Likelihood to Recommend
RStudio is perfect for statisticians who want to run descriptive and predictive analyses but do not want to spend big money to acquire a license from a competing statistics software. It is less suited for scenarios in which a company will reimburse for a license, in which I would recommend IBM's SPSS over Rstudio.
It's used by my small team. We do econometric analysis using R.
Pros
Notebooks, where you can run chunks and see the output
I can view data frames
Integration with git
Cons
Queries to external data warehouses (e.g., using RJDBC::dbGetQuery) are blocking things to the extent that Rstudio freezes and I need to force quit it to stop the query
I want to have tools to manage the variables by size
Sometimes I want to clean the memory and it would be nice if RStudio suggested an easy way to rank variables by size in the environment
Likelihood to Recommend
It works great for me. I heard that R ecosystem may be a bit behind Python ecosystem for machine learning but I personally don't feel restricted.
VU
Verified User
Employee in Research & Development (10,001+ employees)
I am the primary statistician on my team and I use RStudio almost exclusively to perform the product efficacy analyses. I use RStudio to automate many of our data cleanup processes and also run dynamic analyses to answer our research questions.
Pros
Automate processes
Statistical Analyses
Portable Code
A very good IDE for R programming
Cons
Can be intimidating to non-programmers
I wish I could copy data to the clipboard easier
I never have a big enough screen to see all of the data I want to see
Likelihood to Recommend
I really like that RStudio has the ability to run code line by line. That is crucial in my work as I am constantly modifying and testing little things that would not be practical/desired to run the whole code.
VU
Verified User
Analyst in Product Management (1001-5000 employees)
I am working with an Australian supermarket giant and helping them analyze data for their e-commerce business. RStudio helps me in getting the raw data from various sources and cleaning them up so that they can be aggregated and visualized in a BI tool for insight generation to improve the business performance.
Pros
It's super quick.
It has inbuilt functions for most of the analytics procedures.
It has great visualizations.
Cons
It has lots of libraries and sometimes it shows errors while importing them.
Its UI can be improved.
It takes a lot of time exporting files.
Likelihood to Recommend
It's is best suited for data cleaning and analytics. It is an awesome tool if you want to apply some statistics operations. It can handle large amounts of data It is not the best tool if you want to start with coding in general as concepts are a little tough.

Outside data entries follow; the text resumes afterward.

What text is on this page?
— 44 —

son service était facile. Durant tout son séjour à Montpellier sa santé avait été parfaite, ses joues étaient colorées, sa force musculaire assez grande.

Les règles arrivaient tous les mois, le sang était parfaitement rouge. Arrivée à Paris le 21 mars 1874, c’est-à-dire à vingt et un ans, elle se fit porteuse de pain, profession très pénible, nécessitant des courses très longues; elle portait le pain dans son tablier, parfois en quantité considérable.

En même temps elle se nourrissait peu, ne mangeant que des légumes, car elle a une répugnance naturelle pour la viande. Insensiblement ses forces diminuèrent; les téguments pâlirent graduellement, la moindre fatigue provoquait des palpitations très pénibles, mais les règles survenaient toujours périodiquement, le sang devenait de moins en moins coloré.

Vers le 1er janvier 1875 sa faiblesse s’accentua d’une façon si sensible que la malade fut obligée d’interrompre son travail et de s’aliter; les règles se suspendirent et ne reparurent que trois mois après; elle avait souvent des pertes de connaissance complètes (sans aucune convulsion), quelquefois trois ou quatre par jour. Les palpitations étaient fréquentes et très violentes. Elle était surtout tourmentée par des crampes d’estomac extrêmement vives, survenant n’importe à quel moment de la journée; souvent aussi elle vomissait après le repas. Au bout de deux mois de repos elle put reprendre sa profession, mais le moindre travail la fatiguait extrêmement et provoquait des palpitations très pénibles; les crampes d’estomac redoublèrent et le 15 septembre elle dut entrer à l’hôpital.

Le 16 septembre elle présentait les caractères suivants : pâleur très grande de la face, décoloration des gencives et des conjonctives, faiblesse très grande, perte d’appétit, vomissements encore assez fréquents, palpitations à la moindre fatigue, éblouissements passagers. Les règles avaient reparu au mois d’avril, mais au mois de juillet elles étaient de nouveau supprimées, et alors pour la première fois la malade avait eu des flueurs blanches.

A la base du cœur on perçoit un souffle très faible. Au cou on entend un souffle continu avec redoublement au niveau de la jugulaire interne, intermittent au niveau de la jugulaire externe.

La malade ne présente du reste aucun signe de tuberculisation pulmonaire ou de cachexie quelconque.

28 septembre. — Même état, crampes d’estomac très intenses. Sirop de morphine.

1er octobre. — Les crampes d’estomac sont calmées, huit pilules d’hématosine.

RStudio is currently used to analyze data. It makes using R much easier for us researchers and allows us to test our hypotheses. It is used by researchers across the department to do quantitative analyses using data we have collected. We use it for social network analyses that include friendship nominations.
Pros
Quantitative analyses.
Descriptive analyses.
Graphs.
Cons
The point and click functions of the program could be better.
Updating the program could be an easier process.
Other programs make it easier to read in data.
Likelihood to Recommend
I would use RStudio if you need a cheap way to effectively analyze data using social network analyses. Linear regressions are also fairly easy to run in RStudio, but if you have the money I'd recommend going another direction for your statistics needs.